Two fund managers at Lombard Odier in Geneva, Switzerland had a plan. They wanted to use LO Funds-Technology fund to profit from the rising valuations of relatively new technology firms.

Their bet: the start-ups would beat established IT-giants such as Google or Apple on the stock exchange, helping their portfolio outperform the market.

Their decision did not work out as Lombard Odier Investment Managers, the asset manager of the bank, told finews.ch. «The focus of the fund on new technologies had a tough time in a situation when established giants outperformed,» the company said.

Fidelity International to Help Out

Lombard Odier Investment Managers decided to act. It called Fidelity International for help. The asset manager, which has a distribution network in Switzerland, is an active manager and renowned as an astute analyst of technology firms.

Fidelity is now mandated to provide research and investment advice at the LO-Technology fund. The investment decisions remain in the hands of the Geneva-based bank.

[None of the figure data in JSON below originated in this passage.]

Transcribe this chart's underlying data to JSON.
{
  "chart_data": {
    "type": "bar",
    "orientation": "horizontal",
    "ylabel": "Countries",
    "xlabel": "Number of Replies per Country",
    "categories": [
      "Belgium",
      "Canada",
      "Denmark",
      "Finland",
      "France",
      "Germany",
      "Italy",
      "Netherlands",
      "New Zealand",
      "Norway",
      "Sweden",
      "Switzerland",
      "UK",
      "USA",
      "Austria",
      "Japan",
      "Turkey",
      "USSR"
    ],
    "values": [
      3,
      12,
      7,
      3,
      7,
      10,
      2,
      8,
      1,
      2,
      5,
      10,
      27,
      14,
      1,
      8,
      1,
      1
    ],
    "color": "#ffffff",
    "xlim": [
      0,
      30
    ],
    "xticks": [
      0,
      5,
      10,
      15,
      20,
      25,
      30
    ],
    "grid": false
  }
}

«The decision will strengthen the fund and ensure that it will be able to continue to satisfy the expectations of customers,» Lombard Odier Investment Managers said. The portfolio is worth $204 million.

Speculation About More to Come

The cooperation has led to a flurry of speculation in the industry, because Fidelity is known as a force of consolidation in the fund industry. So far however there are no signs that the cooperation between the private bank and the fund giant is the beginning of a deeper connection.